L’économie tunisienne peine depuis six ans à sortir de sa léthargie et renouer avec une croissance vigoureuse susceptible de répondre efficacement aux défis de l’emploi des jeunes et de l’amélioration des conditions de vie dans les régions défavorisées du pays. Pourtant, la Révolution aurait été une force de libération pour l’économie nationale en apportant toutes sortes de transformations institutionnelles et sociales favorables au développement. Qu’est ce qui explique en fait les dysfonctionnements de l’économie nationale malgré tous les efforts d’appui à la relance et aux réformes ?
Activité en berne, déséquilibres financiers flagrants, un chômage élevé, dégringolade sans précédent du dinar, des investisseurs qui boudent toujours le pays, note souveraine en baisse, incertitude persistante, bref une situation économique extrêmement difficile qui laisse se demander si la Révolution n’était pas pour quelque chose dans le « retard » de la reprise de la croissance économique.
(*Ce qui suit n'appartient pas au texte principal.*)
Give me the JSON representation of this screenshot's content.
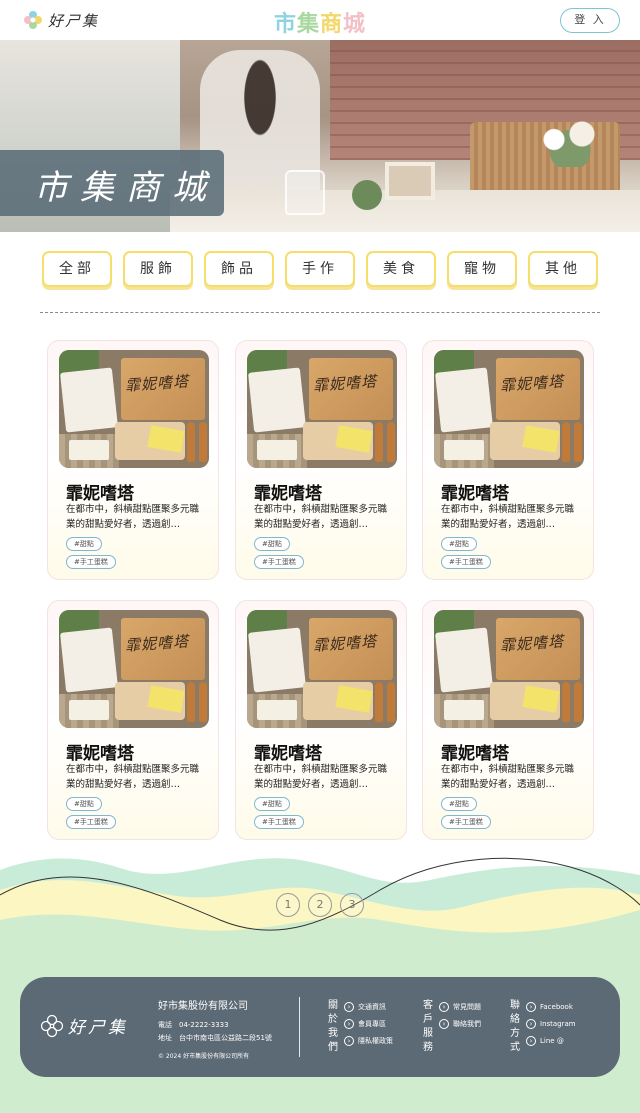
{
  "header": {
    "logo_text": "好ㄕ集",
    "title_chars": [
      "市",
      "集",
      "商",
      "城"
    ],
    "login_label": "登 入"
  },
  "hero": {
    "label": "市集商城"
  },
  "categories": [
    "全部",
    "服飾",
    "飾品",
    "手作",
    "美食",
    "寵物",
    "其他"
  ],
  "cards": [
    {
      "title": "霏妮嗜塔",
      "desc": "在都市中，斜槓甜點匯聚多元職業的甜點愛好者，透過創…",
      "tags": [
        "#甜點",
        "#手工蛋糕"
      ],
      "img_text": "霏妮嗜塔"
    },
    {
      "title": "霏妮嗜塔",
      "desc": "在都市中，斜槓甜點匯聚多元職業的甜點愛好者，透過創…",
      "tags": [
        "#甜點",
        "#手工蛋糕"
      ],
      "img_text": "霏妮嗜塔"
    },
    {
      "title": "霏妮嗜塔",
      "desc": "在都市中，斜槓甜點匯聚多元職業的甜點愛好者，透過創…",
      "tags": [
        "#甜點",
        "#手工蛋糕"
      ],
      "img_text": "霏妮嗜塔"
    },
    {
      "title": "霏妮嗜塔",
      "desc": "在都市中，斜槓甜點匯聚多元職業的甜點愛好者，透過創…",
      "tags": [
        "#甜點",
        "#手工蛋糕"
      ],
      "img_text": "霏妮嗜塔"
    },
    {
      "title": "霏妮嗜塔",
      "desc": "在都市中，斜槓甜點匯聚多元職業的甜點愛好者，透過創…",
      "tags": [
        "#甜點",
        "#手工蛋糕"
      ],
      "img_text": "霏妮嗜塔"
    },
    {
      "title": "霏妮嗜塔",
      "desc": "在都市中，斜槓甜點匯聚多元職業的甜點愛好者，透過創…",
      "tags": [
        "#甜點",
        "#手工蛋糕"
      ],
      "img_text": "霏妮嗜塔"
    }
  ],
  "pagination": [
    "1",
    "2",
    "3"
  ],
  "footer": {
    "logo_text": "好ㄕ集",
    "company": "好市集股份有限公司",
    "phone": "電話　04-2222-3333",
    "address": "地址　台中市南屯區公益路二段51號",
    "copyright": "© 2024 好市集股份有限公司所有",
    "about_head": "關於我們",
    "about_links": [
      "交通資訊",
      "會員專區",
      "隱私權政策"
    ],
    "service_head": "客戶服務",
    "service_links": [
      "常見問題",
      "聯絡我們"
    ],
    "contact_head": "聯絡方式",
    "contact_links": [
      "Facebook",
      "Instagram",
      "Line @"
    ]
  },
  "colors": {
    "accent_blue": "#7fc4d6",
    "category_yellow": "#f5de6a",
    "footer_bg": "#5c6a75",
    "wave_green": "#cdeccf",
    "wave_yellow": "#fbf6c2"
  }
}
Mais, si on peut faire grief à la Révolution d’avoir débouché sur une atonie au plan économique, Il n’en demeure pas moins vrai que les considérations subjectives liées à la gouvernance publique ont aussi beaucoup joué dans le sens de l’évolution de l’état de l’économie nationale.
Le coût inévitable du changement politique
Les travaux économiques ne se sont pas suffisamment intéressés aux effets secondaires des révolutions sur le développement économique. En fait, les révolutions, qui constituent des points de retournement majeur dans l’histoire humaine, ont longtemps été un sujet d’étude pour les sciences sociales.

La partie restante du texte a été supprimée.